His Barn Group teamed up with American Military Family to help American combat veterans at the Healing Heroes retreat, at Rock Fence Farm in Five Points Alabama, which is in Chambers County. Retired Marine Sgt. Tommy Buchholz was invited, coming from Washington state. He served more than five years in the Marines, including a deployment to Iraq from 2006 to 2007.

“I saw a lot of things you can’t forget,” said Buchholz.

After the military, he worked as an air traffic controller, but said was forced to leave that job a few years ago due to PTSD.

“Drinking too much, using drugs, getting into all kinds of trouble. I was homeless most of last year with all kinds of issues,” Buchholz added.

The idea is to get them out in nature, sometimes on ATVs, to get away from day-to-day activities or struggles. Veterans and their family members at this four-day retreat also went boating on Lake Wedowee, skeet shooting, fishing, and enjoyed good fellowship and food.

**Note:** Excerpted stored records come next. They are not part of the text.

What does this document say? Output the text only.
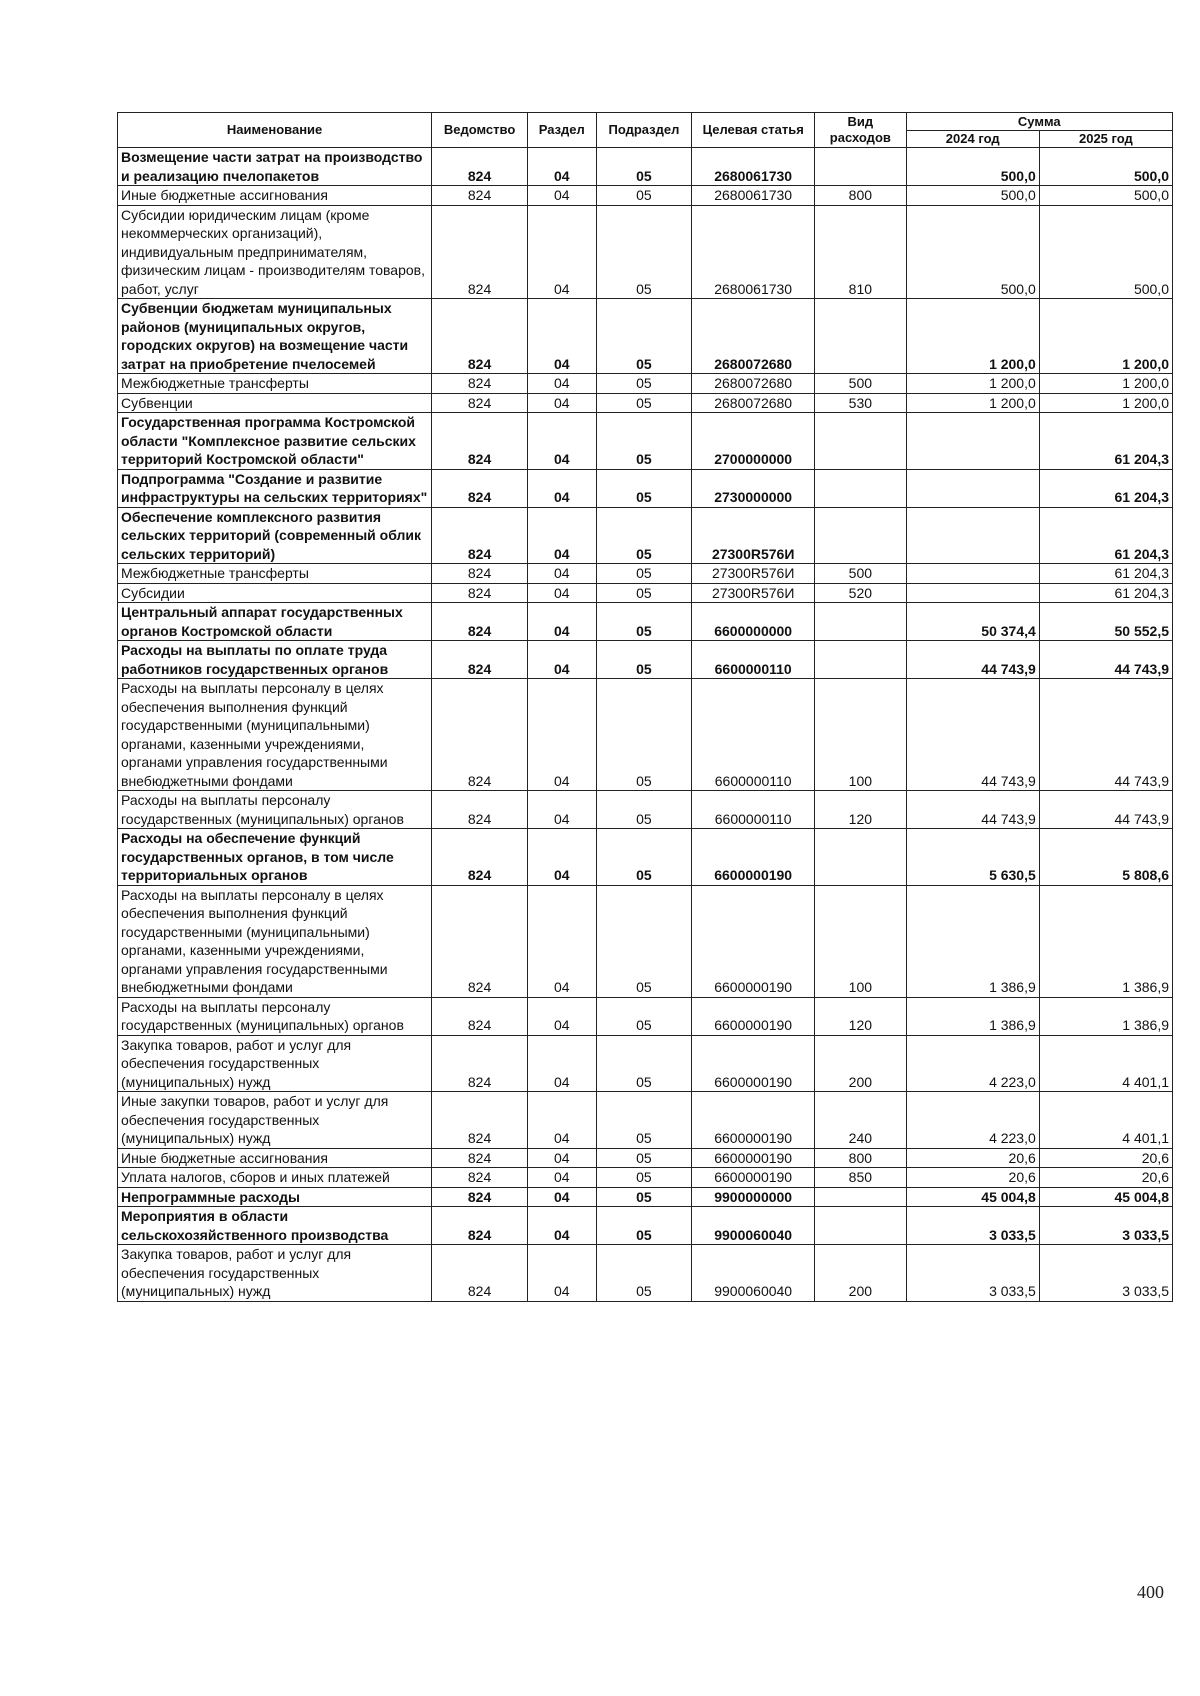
Наименование	Ведомство	Раздел	Подраздел	Целевая статья	Вид расходов	Сумма	
						2024 год	2025 год
Возмещение части затрат на производство и реализацию пчелопакетов	824	04	05	2680061730		500,0	500,0
Иные бюджетные ассигнования	824	04	05	2680061730	800	500,0	500,0
Субсидии юридическим лицам (кроме некоммерческих организаций), индивидуальным предпринимателям, физическим лицам - производителям товаров, работ, услуг	824	04	05	2680061730	810	500,0	500,0
Субвенции бюджетам муниципальных районов (муниципальных округов, городских округов) на возмещение части затрат на приобретение пчелосемей	824	04	05	2680072680		1 200,0	1 200,0
Межбюджетные трансферты	824	04	05	2680072680	500	1 200,0	1 200,0
Субвенции	824	04	05	2680072680	530	1 200,0	1 200,0
Государственная программа Костромской области "Комплексное развитие сельских территорий Костромской области"	824	04	05	2700000000			61 204,3
Подпрограмма "Создание и развитие инфраструктуры на сельских территориях"	824	04	05	2730000000			61 204,3
Обеспечение комплексного развития сельских территорий (современный облик сельских территорий)	824	04	05	27300R576И			61 204,3
Межбюджетные трансферты	824	04	05	27300R576И	500		61 204,3
Субсидии	824	04	05	27300R576И	520		61 204,3
Центральный аппарат государственных органов Костромской области	824	04	05	6600000000		50 374,4	50 552,5
Расходы на выплаты по оплате труда работников государственных органов	824	04	05	6600000110		44 743,9	44 743,9
Расходы на выплаты персоналу в целях обеспечения выполнения функций государственными (муниципальными) органами, казенными учреждениями, органами управления государственными внебюджетными фондами	824	04	05	6600000110	100	44 743,9	44 743,9
Расходы на выплаты персоналу государственных (муниципальных) органов	824	04	05	6600000110	120	44 743,9	44 743,9
Расходы на обеспечение функций государственных органов, в том числе территориальных органов	824	04	05	6600000190		5 630,5	5 808,6
Расходы на выплаты персоналу в целях обеспечения выполнения функций государственными (муниципальными) органами, казенными учреждениями, органами управления государственными внебюджетными фондами	824	04	05	6600000190	100	1 386,9	1 386,9
Расходы на выплаты персоналу государственных (муниципальных) органов	824	04	05	6600000190	120	1 386,9	1 386,9
Закупка товаров, работ и услуг для обеспечения государственных (муниципальных) нужд	824	04	05	6600000190	200	4 223,0	4 401,1
Иные закупки товаров, работ и услуг для обеспечения государственных (муниципальных) нужд	824	04	05	6600000190	240	4 223,0	4 401,1
Иные бюджетные ассигнования	824	04	05	6600000190	800	20,6	20,6
Уплата налогов, сборов и иных платежей	824	04	05	6600000190	850	20,6	20,6
Непрограммные расходы	824	04	05	9900000000		45 004,8	45 004,8
Мероприятия в области сельскохозяйственного производства	824	04	05	9900060040		3 033,5	3 033,5
Закупка товаров, работ и услуг для обеспечения государственных (муниципальных) нужд	824	04	05	9900060040	200	3 033,5	3 033,5
400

“We work with veterans in crisis and our mission is to bring them from suicidal to successful. When you bring veterans together that have been away from each other, they come together and merge as family, like they did in battle,” said Debbie McElhinney, founder and CEO of American Military Family.

“The goal of this retreat is to help these guys start their new normal,” Smith said.

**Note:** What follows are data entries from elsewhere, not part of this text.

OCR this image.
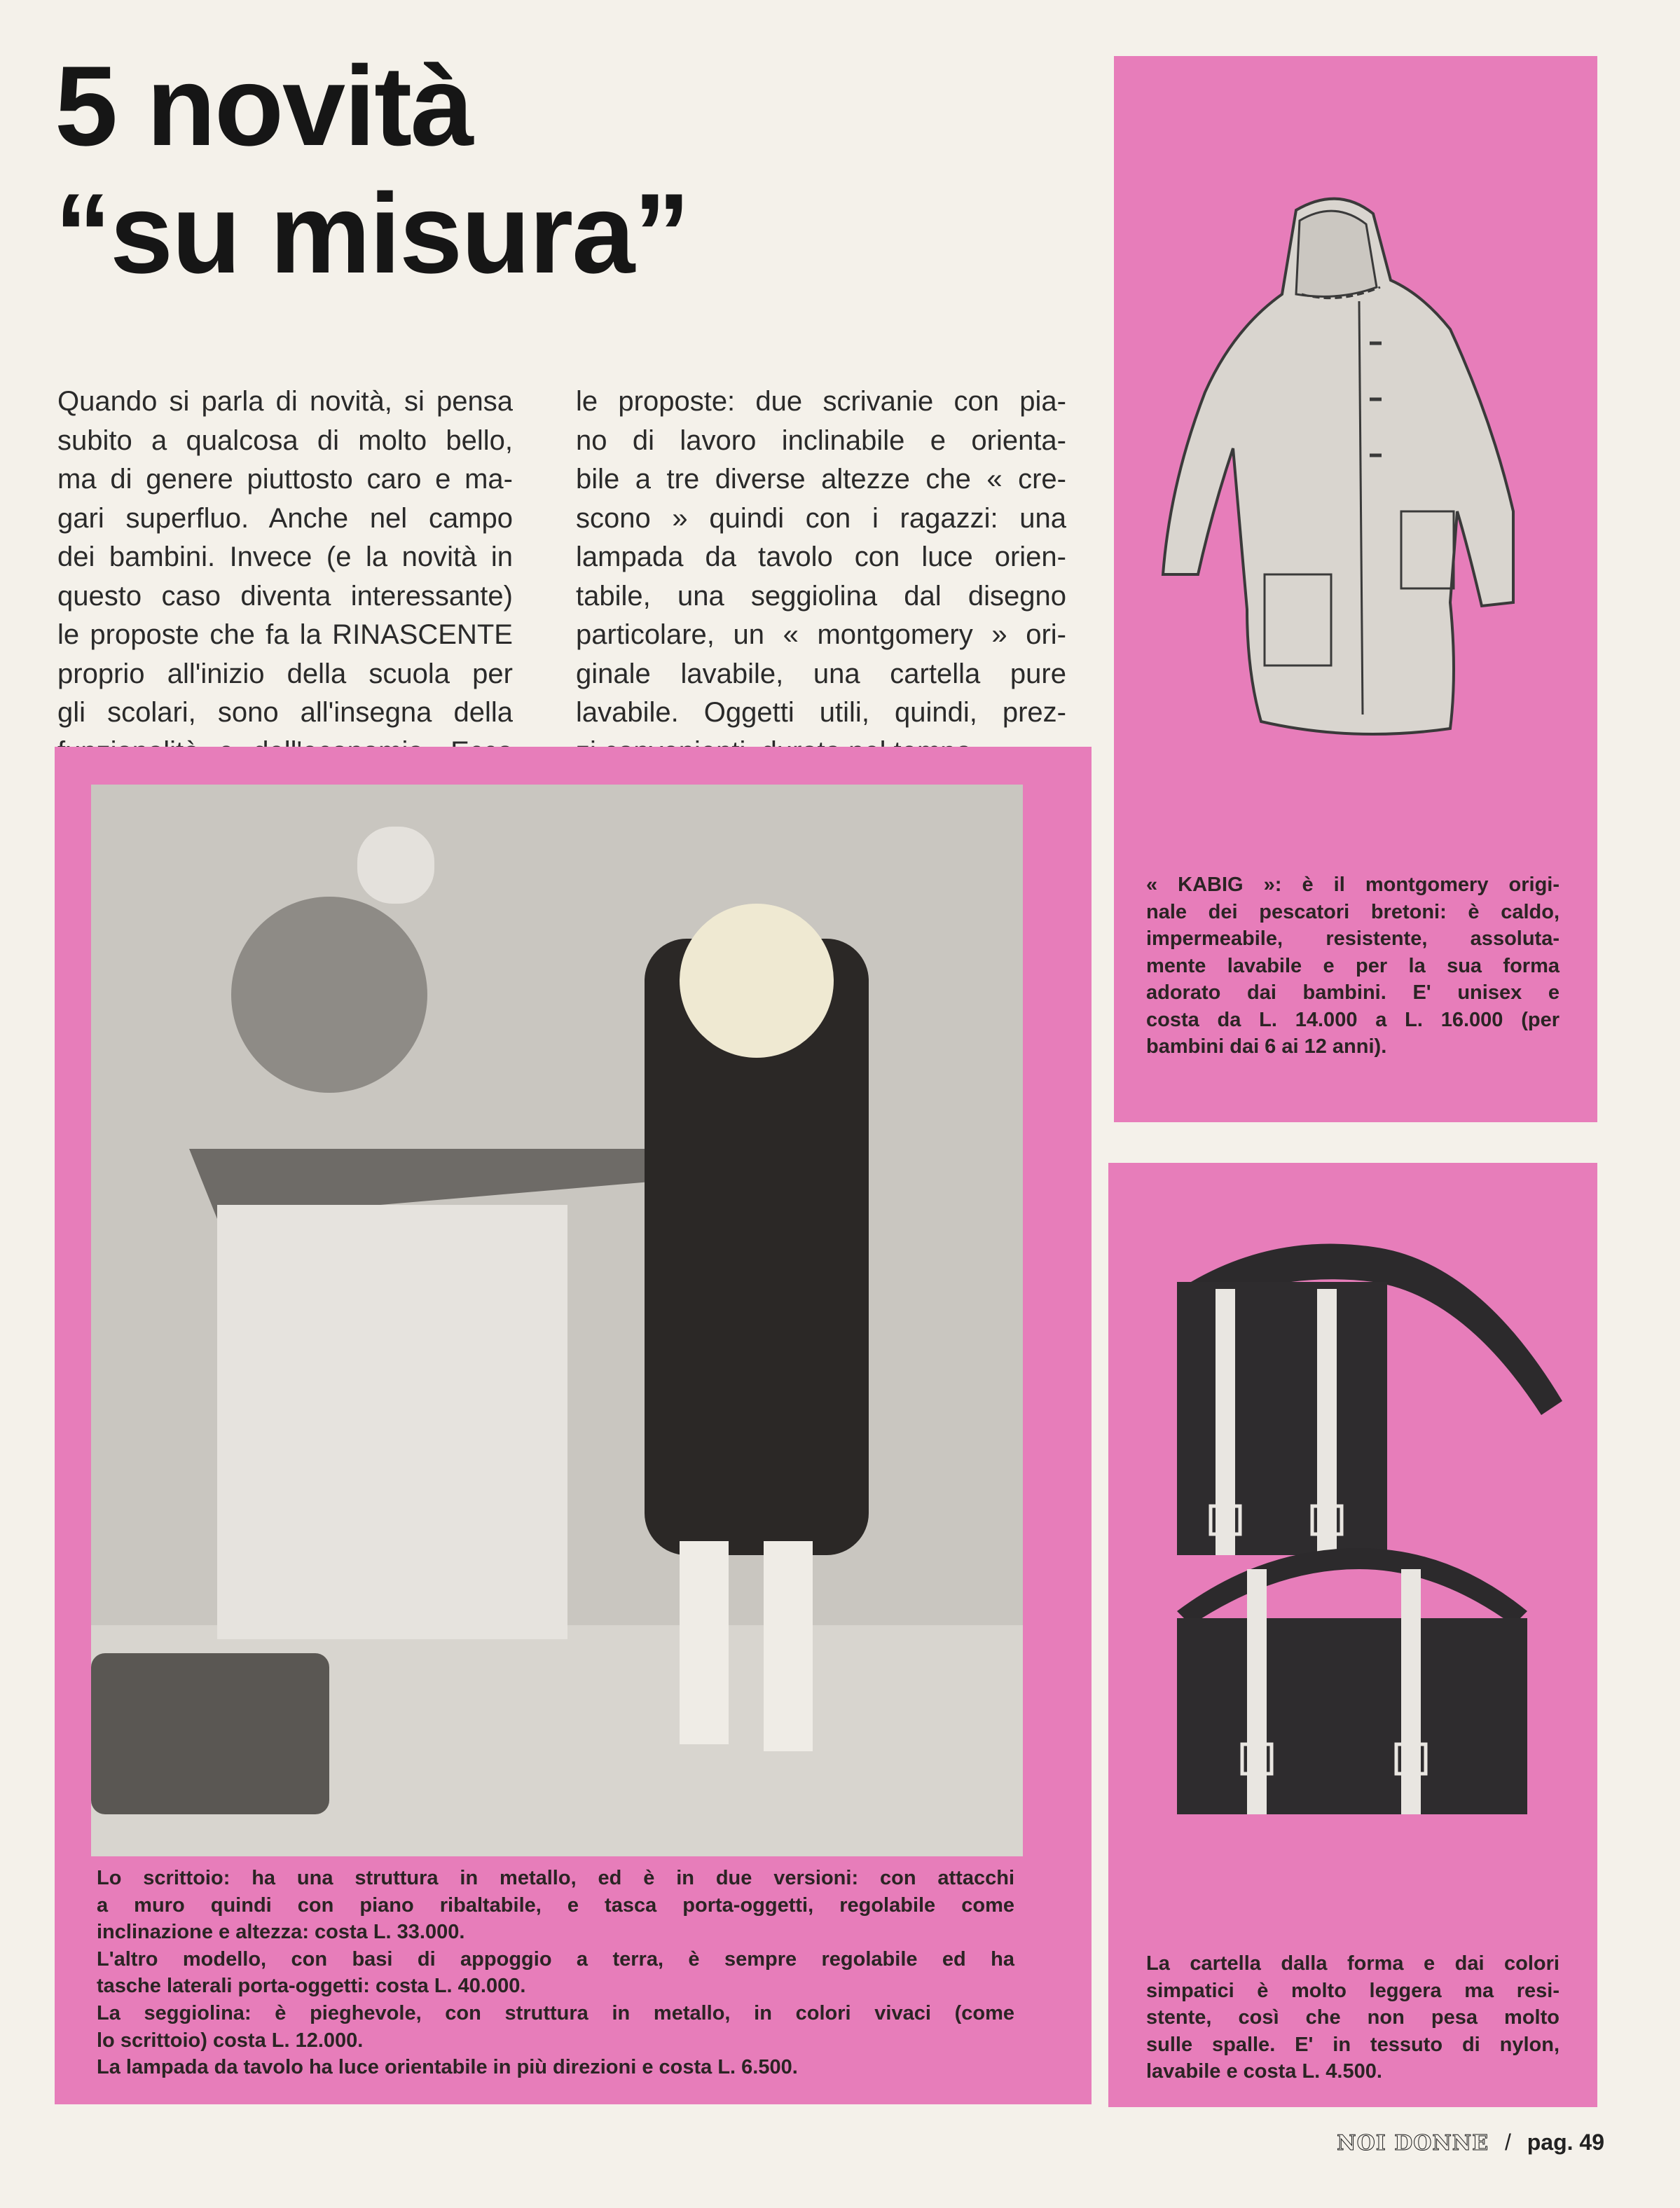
5 novità
“su misura”
Quando si parla di novità, si pensa
subito a qualcosa di molto bello,
ma di genere piuttosto caro e ma-
gari superfluo. Anche nel campo
dei bambini. Invece (e la novità in
questo caso diventa interessante)
le proposte che fa la RINASCENTE
proprio all'inizio della scuola per
gli scolari, sono all'insegna della
le proposte: due scrivanie con pia-
no di lavoro inclinabile e orienta-
bile a tre diverse altezze che « cre-
scono » quindi con i ragazzi: una
lampada da tavolo con luce orien-
tabile, una seggiolina dal disegno
particolare, un « montgomery » ori-
ginale lavabile, una cartella pure
lavabile. Oggetti utili, quindi, prez-
« KABIG »: è il montgomery origi-
nale dei pescatori bretoni: è caldo,
impermeabile, resistente, assoluta-
mente lavabile e per la sua forma
adorato dai bambini. E' unisex e
costa da L. 14.000 a L. 16.000 (per
bambini dai 6 ai 12 anni).
Lo scrittoio: ha una struttura in metallo, ed è in due versioni: con attacchi
a muro quindi con piano ribaltabile, e tasca porta-oggetti, regolabile come
inclinazione e altezza: costa L. 33.000.
L'altro modello, con basi di appoggio a terra, è sempre regolabile ed ha
tasche laterali porta-oggetti: costa L. 40.000.
La seggiolina: è pieghevole, con struttura in metallo, in colori vivaci (come
lo scrittoio) costa L. 12.000.
La lampada da tavolo ha luce orientabile in più direzioni e costa L. 6.500.
La cartella dalla forma e dai colori
simpatici è molto leggera ma resi-
stente, così che non pesa molto
sulle spalle. E' in tessuto di nylon,
lavabile e costa L. 4.500.
NOI DONNE / pag. 49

Teaching them how to reconnect and reintegrate back into society included digging deep in fireside chats with fellow warriors who have recovered from attempted suicides to help them realize they’re not alone, even when the pain seems insurmountable.

“You’re not the only person that has these things going on with them and then the second thing, people care,” Buchholz said.

Smith explained, “We can get them to realize number one, their life is worth it, number two, they need help, and number three, they can do it.”

That task has not been made any easier by the COVID-19 pandemic, but the military groups hosting this event have a challenge for all of us.

“We’ve lost more veterans to suicide than we did in all of the Vietnam War. That’s kinda staggering. That’s over 60,000 people that felt the need. We’re missing the boat somewhere. We need to rise to the occasion for these folks the way they always rise to the occasion for us,' McElhinney said, startled by the stats.

The retreat in Chambers County was made possible by a donation of 433 acres of conserved land to the Barn Group.